The Illusion Resource Control

The very notion of big data defines data, whatever that is by its being big whatever that is.  The abstraction of fields in records, or by the combined size or perhaps utilizing statistical distribution of the values in those fields only exacerbates the ambiguity.  Qualifying order of magnitude numbers is difficult enough as they go above the countable range, but with format or structural changes or codec the same data can vary enormously in size.

In practice big data practitioners typically resort to raw amount of total space utilized.  If this sounds at all reasonable please consider the following.  Given that I could take three hundred gallons to paint my house, one could derive drastically different conclusions.  On the one hand, this figure could indicate that I am the owner of the possibly the largest and most expensive property in my city.  On the other hand, it could indicate a terrible painter.

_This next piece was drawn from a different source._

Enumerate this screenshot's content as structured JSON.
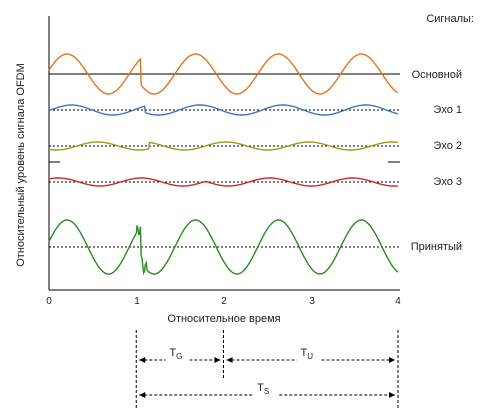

I have claimed and we can reasonably deduce that the meta data in any big data system is a good multiple of the resources of original data.  Of the big data technology stack one feature regularly presents itself is opportunity to tune performance or coverage against resource allocation.  This sounds reasonable on the surface as in practice decisions result in significant quantities of resources, but what if the base line cost is not very reasonable.

I examine some actual numbers in the performance section but insofar the a la cart approach used in most big data installations are inefficient in contrast to a wholistic approach of Eureka then the opportunity to pare down expensive options represents the illusion of economy.